Pada jaman dulu. Katakanlah periode kepemimpinan Pak Harto. Sifat pembohong, kurang ajar, tidak punya malu, amoral dan perilaku buruk lainnya itu cuma dimiliki kelompok tidak terdidik. Atau preman, yang dalam bahasa kasarnya katakanlah maaf “bajingan”. Sehingga waktu itu, pengenalan sosialnya di tengah bermasyarakat antara mana yang bajingan dengan yang terpelajar, itu menjadi jelas dan nyata.

Sekarang telah terjadi kekaburan. Hal itu bukan saja akibat dari terjadinya dekadensi moral. Melainkan akibat dari terjadinya multi kemerosotan sosial. Semua luntur, sehingga sulit membedakan antara manusia dan hewan. Wujudnya saja mungkin yang tidak sama. Namun, moral, akhlak, budi pekerti, tindak tanduk, perilaku, adat, adab serta berbagai norma dan nilai nilai cerminan Indonesia telah tiada.

Nyaris semua lini kehidupan rancu. Terlebih bagi pihak yang bernalar pas-pasan. Mereka pasti kebingungan menilai dan membedakan. Misalnya, Amien Rais itu lurus atau bengkok? Habieb Rizieq Shihab (HRS)itu bajingan atau justru sosok yang mati-matian mempertahankan NKRI? Mayjend TNI (Purn) Kivlan Zein itu tokoh PKI atau penumpas PKI?

Sebaliknya ,dua orang saja lagi seperti Harun Masiku dan Djoko Tjandra itu bajingan ataukah sosok pahlawan yang selalu menyerahkan jiwa raganya demi kemajuan bangsa dan negara Indonesia? Bagi para gobloger akan merasa kesulitan membedakan hal tersebut. Bila dimisalkan ke dunia medis, mereka dalam kondisi disleksia, gangguan intelegensia.
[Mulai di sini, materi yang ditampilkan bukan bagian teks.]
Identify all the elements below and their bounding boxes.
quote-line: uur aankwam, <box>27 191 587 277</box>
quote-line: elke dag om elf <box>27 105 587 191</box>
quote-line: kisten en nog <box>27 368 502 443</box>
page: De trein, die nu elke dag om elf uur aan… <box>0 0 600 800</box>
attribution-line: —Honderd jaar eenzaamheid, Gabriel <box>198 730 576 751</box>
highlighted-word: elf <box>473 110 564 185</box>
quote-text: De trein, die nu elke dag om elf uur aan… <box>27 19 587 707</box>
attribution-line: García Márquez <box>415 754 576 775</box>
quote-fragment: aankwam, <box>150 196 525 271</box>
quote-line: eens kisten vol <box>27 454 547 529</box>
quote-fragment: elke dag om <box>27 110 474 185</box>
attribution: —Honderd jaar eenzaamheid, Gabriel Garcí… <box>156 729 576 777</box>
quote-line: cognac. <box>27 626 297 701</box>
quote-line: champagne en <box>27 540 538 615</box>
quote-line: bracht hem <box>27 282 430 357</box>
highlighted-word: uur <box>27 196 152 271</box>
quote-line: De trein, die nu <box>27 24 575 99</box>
Gagal paham.

Salah satu penampakan gangguan kesehatan tersebut, adalah sulit membedakan sisi kiri dan kanan. Orang macam ini biasanya keliru mengenakan sepatu sisi kiri di kaki kanannya. Namun bagi para cerdaser yang otaknya waras-wiris gangguan itu tidak berlaku. Mereka selalu jernih melihat. Mana yang kiri, mana kanan? Mana yang bajingan, mana pahlawan?

Laksana memandang awan putih di langit biru. Jelas dilihatnya sebagai gumpalan awan putih yang mengambang diantara langit biru. Kebingungan dan kejenuhan publik akibat munculnya bermacam persoalan yang nyaris tak berkesudahan, mengakibatkan sikap apatis dan apriori.

Disaat seperti itulah publik mulai berada pada kondisi post truth, kesulitan membedakan antara baik dengan buruk, benar dengan salah. Malah bisa-bisa bertukar tempat. Yang salah dibilang benar. Yang buruk dikatakan baik. Itu akibat tumpukan demi tumpukan kebohongan yang diolah sebegitu rupa, sehingga menghasilkan wujud yang seolah olah sebuah kebenaran.

Jika dilakukan secara kontinyu, muncullah logical fallacies di tengah masyarakat. Akhirnya rakyat diajak berpikir, kesalahan itu logis. Misalnya kelak Cak Jancuk jebulnya mencalonkan kembali di periode ke tiga, tentu dengan perubahan UUD 1945, yang tidak sesuai dengan janjinya saat ini, maka itu menjadi logis.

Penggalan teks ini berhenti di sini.